RSH » Topics » Federal Income Tax Consequences

This excerpt taken from the RSH DEF 14A filed Apr 12, 2007.

Federal Income Tax Consequences

The following discussion of the Federal tax consequences of the plan is based on the provisions of the Internal Revenue Code currently in effect, current regulations, and administrative rulings of the Internal Revenue Service. The discussion is limited to the tax consequences on United States citizens and does not consider the potential impact of state or local tax laws. It is not intended to be a complete discussion of all of the United States income tax consequences of the plan or of all of the requirements that must be satisfied to qualify for the tax treatment described in this discussion. Changes in the law and the regulations may modify the discussion, and, in some cases, changes may be retroactive. In addition, tax consequences may vary depending upon the personal circumstances of individual holders of stock and the tax requirements applicable to residents of countries other than the United States.

With respect to a grant, unless an officer makes an election under Section 83(b) of the Internal Revenue Code (83(b) election), as described below, the officer will generally recognize ordinary compensation income in an amount equal to the fair market value of the shares subject to the grant of restricted stock at the time the restricted stock ceases to be subject to forfeiture. Dividends paid to an officer on the shares of restricted stock where no 83(b) election is made are treated as compensation income of the executive in the year received. The officer’s holding period for long-term capital gains purposes will not begin to run until the stock becomes unrestricted.

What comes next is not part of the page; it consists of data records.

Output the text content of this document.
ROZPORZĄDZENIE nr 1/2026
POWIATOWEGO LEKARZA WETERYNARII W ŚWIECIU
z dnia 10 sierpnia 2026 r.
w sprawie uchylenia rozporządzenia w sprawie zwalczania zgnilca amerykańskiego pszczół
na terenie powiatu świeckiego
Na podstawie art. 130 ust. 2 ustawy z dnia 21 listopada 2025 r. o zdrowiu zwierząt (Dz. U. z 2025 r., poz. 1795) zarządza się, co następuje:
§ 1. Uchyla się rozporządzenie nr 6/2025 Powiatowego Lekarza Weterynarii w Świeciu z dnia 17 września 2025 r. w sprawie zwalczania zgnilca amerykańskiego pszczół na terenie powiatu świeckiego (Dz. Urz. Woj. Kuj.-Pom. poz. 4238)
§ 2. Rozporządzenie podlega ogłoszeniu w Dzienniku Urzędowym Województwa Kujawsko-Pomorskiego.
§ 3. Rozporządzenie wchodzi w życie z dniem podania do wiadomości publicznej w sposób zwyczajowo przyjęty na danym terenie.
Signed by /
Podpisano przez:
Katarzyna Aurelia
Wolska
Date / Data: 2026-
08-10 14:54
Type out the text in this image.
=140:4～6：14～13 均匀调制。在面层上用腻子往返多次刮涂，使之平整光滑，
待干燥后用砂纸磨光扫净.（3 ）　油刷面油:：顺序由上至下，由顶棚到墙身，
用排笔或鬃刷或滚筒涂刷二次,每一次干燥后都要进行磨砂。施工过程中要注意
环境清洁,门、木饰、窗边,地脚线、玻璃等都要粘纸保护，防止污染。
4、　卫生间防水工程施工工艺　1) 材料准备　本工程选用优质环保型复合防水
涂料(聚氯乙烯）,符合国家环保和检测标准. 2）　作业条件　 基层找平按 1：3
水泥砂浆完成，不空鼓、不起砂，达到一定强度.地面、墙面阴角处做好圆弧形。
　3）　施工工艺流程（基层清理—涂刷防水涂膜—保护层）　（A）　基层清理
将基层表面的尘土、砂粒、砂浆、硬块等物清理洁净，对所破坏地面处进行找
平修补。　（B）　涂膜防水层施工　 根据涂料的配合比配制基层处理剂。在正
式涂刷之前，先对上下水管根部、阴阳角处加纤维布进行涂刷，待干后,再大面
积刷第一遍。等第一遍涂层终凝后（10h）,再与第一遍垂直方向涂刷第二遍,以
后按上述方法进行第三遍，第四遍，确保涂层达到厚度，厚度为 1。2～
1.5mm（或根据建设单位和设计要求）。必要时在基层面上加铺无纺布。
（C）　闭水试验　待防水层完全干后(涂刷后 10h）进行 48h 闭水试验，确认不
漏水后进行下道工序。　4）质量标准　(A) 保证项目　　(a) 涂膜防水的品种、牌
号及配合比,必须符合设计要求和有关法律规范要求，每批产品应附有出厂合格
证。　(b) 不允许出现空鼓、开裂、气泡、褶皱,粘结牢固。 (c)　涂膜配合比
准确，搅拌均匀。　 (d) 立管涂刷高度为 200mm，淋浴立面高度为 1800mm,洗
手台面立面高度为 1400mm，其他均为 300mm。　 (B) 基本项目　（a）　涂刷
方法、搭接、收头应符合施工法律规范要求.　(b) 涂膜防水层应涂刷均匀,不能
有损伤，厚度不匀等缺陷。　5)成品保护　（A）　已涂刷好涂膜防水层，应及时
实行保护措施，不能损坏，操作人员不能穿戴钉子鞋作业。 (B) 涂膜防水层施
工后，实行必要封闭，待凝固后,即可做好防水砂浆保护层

With respect to a grant, an officer may make an 83(b) election. If an officer makes an 83(b) election within the required period of thirty days after receipt of the restricted stock, the officer will be immediately taxed, as compensation income, on the fair market value of the restricted stock issued to the officer, valued on the date of grant. Any dividends received on stock subject to an 83(b) election will be treated as ordinary dividend income. Where an 83(b) election is made, an officer’s holding period for long-term capital gains purposes begins to run on receipt of the restricted stock. A forfeiture of restricted stock after an 83(b) election is made, even though the officer has included the stock as income, does not entitle the executive to a tax deductible loss if no amount was paid for the restricted stock by the officer.

Awards of restricted stock generally will not be subject to the requirements of Section 409A of the Internal Revenue Code. Payments of dividends on such awards also will be structured in such a manner as to avoid application of Section 409A.

Subject to the limitations of deductibility contained in Section 162(m) of the Internal Revenue Code, RadioShack will receive a deduction for Federal income tax purposes equal to the compensation income recognized by the officer receiving the grant.